When the Chicago White Sox signed Jeff Keppinger to a multi-year deal this winter, they thought they were getting something they have been lacking since the days of Tadahito Iguchi: a two-hole hitter.

For the past few seasons, the two-spot has been a black hole of sorts in the White Sox lineup, which is why general manager Rick Hahn went after the veteran infielder during the offseason. Although many thought Keppinger was due to regress because he was coming off a season where he hit over .320 with the Tampa Bay Rays, no one could have possibly predicted the start he has had thus far in 2013.

Is Jeff Keppinger terrible right now? Yes, he’s pretty darn bad. However, there is–like most things in baseball–an explanation for this. I am going to get into some sabermetrics here, so look away if you are like the Hawkaroo. However, if you are smarter than that, please continue reading. To put it very simply: Jeff Keppinger is getting cold-clocked by the ever so scary BABIP monster.

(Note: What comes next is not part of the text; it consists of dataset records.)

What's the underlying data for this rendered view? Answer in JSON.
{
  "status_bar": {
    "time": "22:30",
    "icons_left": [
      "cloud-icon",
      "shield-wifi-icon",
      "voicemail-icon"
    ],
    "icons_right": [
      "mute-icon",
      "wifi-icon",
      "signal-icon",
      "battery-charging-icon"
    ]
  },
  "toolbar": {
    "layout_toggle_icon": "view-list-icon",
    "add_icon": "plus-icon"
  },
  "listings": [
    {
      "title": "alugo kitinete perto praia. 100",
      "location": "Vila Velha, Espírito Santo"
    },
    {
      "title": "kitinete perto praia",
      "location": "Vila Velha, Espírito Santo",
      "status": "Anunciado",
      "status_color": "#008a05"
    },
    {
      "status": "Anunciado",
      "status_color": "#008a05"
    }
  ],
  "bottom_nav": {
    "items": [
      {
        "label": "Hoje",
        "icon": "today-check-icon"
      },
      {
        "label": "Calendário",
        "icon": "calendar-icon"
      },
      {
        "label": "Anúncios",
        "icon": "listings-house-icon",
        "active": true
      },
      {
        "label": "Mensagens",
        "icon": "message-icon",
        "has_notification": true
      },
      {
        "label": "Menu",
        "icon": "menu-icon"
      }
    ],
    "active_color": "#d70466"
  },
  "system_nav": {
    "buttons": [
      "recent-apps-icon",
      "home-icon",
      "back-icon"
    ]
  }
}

I’m sure you are asking yourself what the BABIP monster could possible be. Well, in my opinion, the BABIP statistic is the baseball’s best statistic when you want to determine how lucky/unlucky a hitter or pitcher is during the season. The league average for BABIP is around .290 to .300. In regards to a hitter, a higher BABIP generally means they are pretty lucky, while a low BABIP means they are rather unlucky. Now, BABIP is different for every hitter. For example, Matt Kemp always has high BABIP because he hits line drives quite often, while fly ball hitters will have a lower BABIP.

Well, in the case of Jeff Keppinger, his BABIP is at .205, which is a full .90 points from his career average. Also, his line drive percentage is standing at 26 percent, meaning that he isn’t hitting the ball weakly. So, what does this mean for Keppinger going forward? Well, it means that there will be a lot of 12-for-30 stretches in the not so distant future, seeing as Keppinger consistently makes contact and his hitting the ball harder than normal.

Although the BABIP monster is a scary, scary thing for baseball players to deal with, it evens out over the course of the season. Most of the time.